In 2010 I relocated to Austin, Texas not so much because of it’s music scene, but because I just happened to already know people there and could line-up a job and a place to live quite easily. It was in Austin where I met Michael Howard, my fiancĂ© and partner in my current project, Alien Knife Fight. Mike is a bassist and drummer so we related to each other quickly and easily. He comes from more of a metal and hard rock background, which was very refreshing. Having been so embedded in the Morphine circle, I started to feel very trapped in a sound leaning more toward jazz and blues. Years ago when I built my first 2-string slide bass I was reluctant to perform live with it because I knew people would immediately lump me in with Morphine. I deliberately kept it under wraps for many years, while I developed a different style of playing it. Once I began collaborating with Mike I started to find my own sound on the slide bass. Rather than playing it in the slinky style of Morphine, I tried to play it the way someone like Josh Homme (Queens Of The Stone Age) or Ian MacKaye (Fugazi) might play it.
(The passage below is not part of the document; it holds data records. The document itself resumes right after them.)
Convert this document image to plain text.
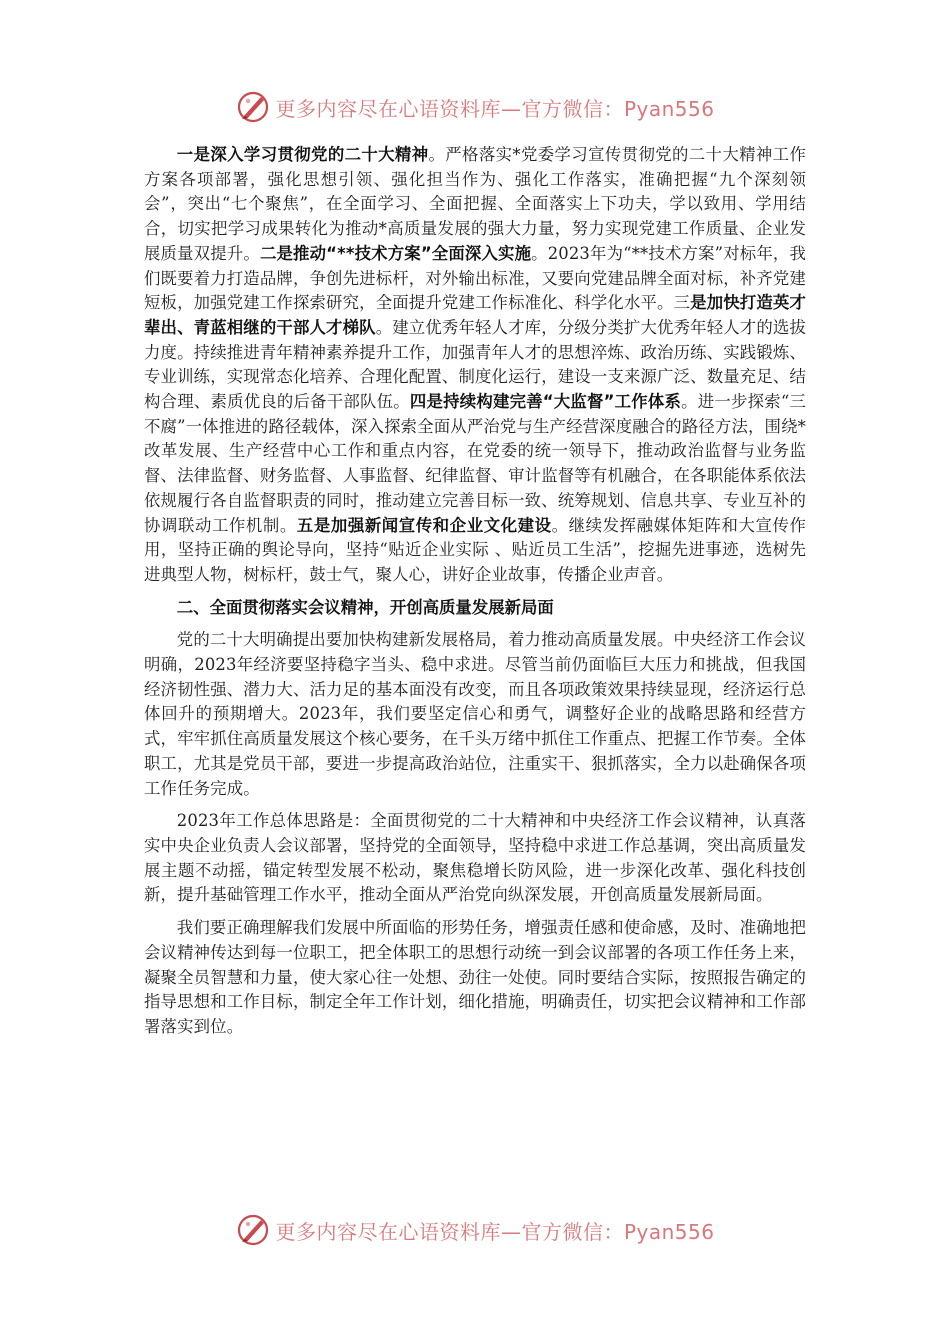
更多内容尽在心语资料库—官方微信：Pyan556

一是深入学习贯彻党的二十大精神。严格落实*党委学习宣传贯彻党的二十大精神工作方案各项部署，强化思想引领、强化担当作为、强化工作落实，准确把握“九个深刻领会”，突出“七个聚焦”，在全面学习、全面把握、全面落实上下功夫，学以致用、学用结合，切实把学习成果转化为推动*高质量发展的强大力量，努力实现党建工作质量、企业发展质量双提升。二是推动“**技术方案”全面深入实施。2023年为“**技术方案”对标年，我们既要着力打造品牌，争创先进标杆，对外输出标准，又要向党建品牌全面对标，补齐党建短板，加强党建工作探索研究，全面提升党建工作标准化、科学化水平。三是加快打造英才辈出、青蓝相继的干部人才梯队。建立优秀年轻人才库，分级分类扩大优秀年轻人才的选拔力度。持续推进青年精神素养提升工作，加强青年人才的思想淬炼、政治历练、实践锻炼、专业训练，实现常态化培养、合理化配置、制度化运行，建设一支来源广泛、数量充足、结构合理、素质优良的后备干部队伍。四是持续构建完善“大监督”工作体系。进一步探索“三不腐”一体推进的路径载体，深入探索全面从严治党与生产经营深度融合的路径方法，围绕*改革发展、生产经营中心工作和重点内容，在党委的统一领导下，推动政治监督与业务监督、法律监督、财务监督、人事监督、纪律监督、审计监督等有机融合，在各职能体系依法依规履行各自监督职责的同时，推动建立完善目标一致、统筹规划、信息共享、专业互补的协调联动工作机制。五是加强新闻宣传和企业文化建设。继续发挥融媒体矩阵和大宣传作用，坚持正确的舆论导向，坚持“贴近企业实际 、贴近员工生活”，挖掘先进事迹，选树先进典型人物，树标杆，鼓士气，聚人心，讲好企业故事，传播企业声音。

二、全面贯彻落实会议精神，开创高质量发展新局面

党的二十大明确提出要加快构建新发展格局，着力推动高质量发展。中央经济工作会议明确，2023年经济要坚持稳字当头、稳中求进。尽管当前仍面临巨大压力和挑战，但我国经济韧性强、潜力大、活力足的基本面没有改变，而且各项政策效果持续显现，经济运行总体回升的预期增大。2023年，我们要坚定信心和勇气，调整好企业的战略思路和经营方式，牢牢抓住高质量发展这个核心要务，在千头万绪中抓住工作重点、把握工作节奏。全体职工，尤其是党员干部，要进一步提高政治站位，注重实干、狠抓落实，全力以赴确保各项工作任务完成。

2023年工作总体思路是：全面贯彻党的二十大精神和中央经济工作会议精神，认真落实中央企业负责人会议部署，坚持党的全面领导，坚持稳中求进工作总基调，突出高质量发展主题不动摇，锚定转型发展不松动，聚焦稳增长防风险，进一步深化改革、强化科技创新，提升基础管理工作水平，推动全面从严治党向纵深发展，开创高质量发展新局面。

我们要正确理解我们发展中所面临的形势任务，增强责任感和使命感，及时、准确地把会议精神传达到每一位职工，把全体职工的思想行动统一到会议部署的各项工作任务上来，凝聚全员智慧和力量，使大家心往一处想、劲往一处使。同时要结合实际，按照报告确定的指导思想和工作目标，制定全年工作计划，细化措施，明确责任，切实把会议精神和工作部署落实到位。

更多内容尽在心语资料库—官方微信：Pyan556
A whole new world of sounds opened up to me. Now that many years have passed since Mark Sandman’s death, there’s a whole new audience who have never heard of Morphine or the 2-string slide bass. These people are starting to discover the music Alien Knife Fight, which some people have described to me as “Slide Punk”.
I feel very much like a fish out of water in Austin. I have been here for nearly five years, and despite performing frequently around town, I don’t have much of a presence in the music scene here. I prefer to put my energies into recording and touring. I often tell people that I am a Boston musician on indefinite hiatus in Austin.
Everything is a trade-off however. Mike and I are essentially living the dream. We record everything we do, in a big, old house, surrounded by guitars, basses, amps, drums, a piano, and an organ. There is no furniture. There is no place to sit inside, other than the kitchen table or on the porch swing outside. Sometimes we wake up in the middle of the night with an idea for a song (which was the case with “Keep talking”) and we plug in, record it in our pajamas. Since it’s nearly impossible for us to make a living making music we support ourselves as glassblowers and visual artists. We affectionately call our home Big Bottom Farm (who doesn’t love a good Spinal Tap reference?). Back when Dana, Larry, and I were recording “Happiness”, I would look around at Mark’s various stringed instruments and think to myself “I am going to live in a place like this some day’, and now I am.
Currently Mike and I are recording a version of the Mikel Rouse song “The Receiver”, under the guidance of executive producer Robert Martinengo. Once this is completed we will resume work on the new Alien Knife Fight record. As far as touring goes, we try to make our way up to Boston and back, playing cities along the way, but at this time we don’t have the necessary backing to embark on an extensive national or international tour.
We are considering crowd sourcing, provided we can build a substantial fan base.